For its part, Social Security has suggested that the state could avoid the problem by collecting the data but not trying to verify it, according to the letters between federal administrators and the DMV. Gourley dismisses that idea, saying that it would lead to identity theft by allowing people to invent or steal Social Security numbers in order to obtain phony IDs.

In a letter dated July 30, Associate Social Security Commissioner Annie White wrote Gourley that the agency had set up a work group to study the matter.

In the meantime, however, both sides offer the same advice: Go immediately to a Social Security office if you do change your name, making sure that your records are up to date.

"Our advice would be to use the same name on all the records to avoid having to go through this again, any time, ever," said Kepke of Social Security.
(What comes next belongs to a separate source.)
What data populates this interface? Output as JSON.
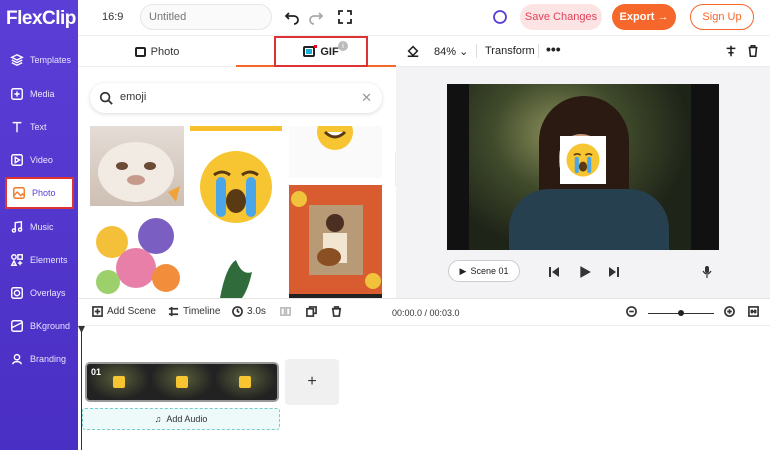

EDITOR'S NOTE: This story gives the impression that if a person's data comes out in error, even if the person is a legal resident or U.S. citizen, that their license would be denied. Not true: That person must be given an opportunity to straight out their record with the Social Security Administration. Moreover, straightening out the record now, is better than waiting until that person is age 65 and finding out that he/she hasn't been given credit for decades of work.